The session covered the structure of a presentation, covering aspects of an introduction, content and conclusion, as well as the use of props and equipment, such as slides and microphones. Furthermore, I discussed verbal and non-verbal forms of communication, ensuring a consistent delivery and approach.
One of the main areas of conversation was around strategies to help overcome nerves. In this regard, I often advise against writing a presentation out word-for-word, as this creates pressure to follow an exact script and shifts the focus towards reading content, rather than delivering content. Instead, I suggest that a presenter focuses on remembering the key points they wish to convey with flexibility in delivering the rest of the content. This has the advantage of providing a more natural style of presentation and ensures that a presenter only needs to remember the key points they wish to communicate.

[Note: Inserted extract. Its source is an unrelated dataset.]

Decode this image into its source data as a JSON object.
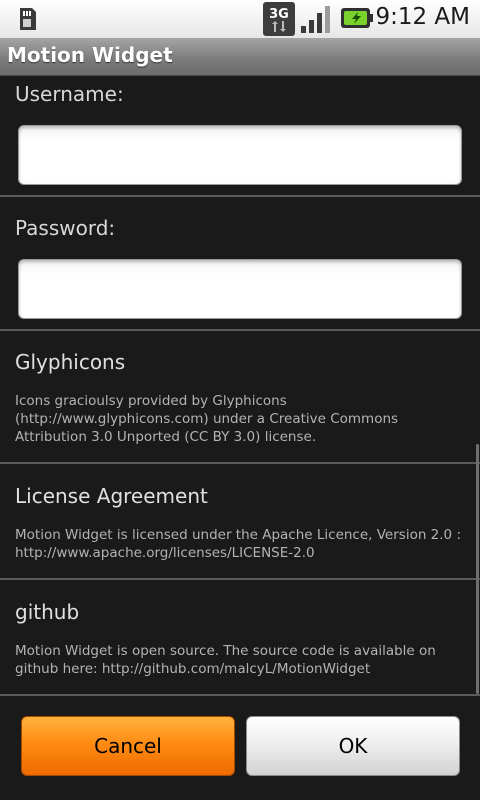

It is also important that a presentation is targeted towards the audience, for examples a sales presentation would have a different approach to a presentation that provides a status update on a project. It is also necessary to be aware of the outcomes you wish to achieve, and to be mindful that these outcomes may be different to each of the individuals who are receiving the presentation. For example, in an advocacy context the presenter is obviously seeking to secure policy change, while the attendees would be consideration the wider implications and implementation issues of such changes.
Presentation skills improve with practice and it is worth noting that everyone has their own preferred style of communication. A presenter needs to know what their strengths are and to utilise these abilities when delivering a presentation.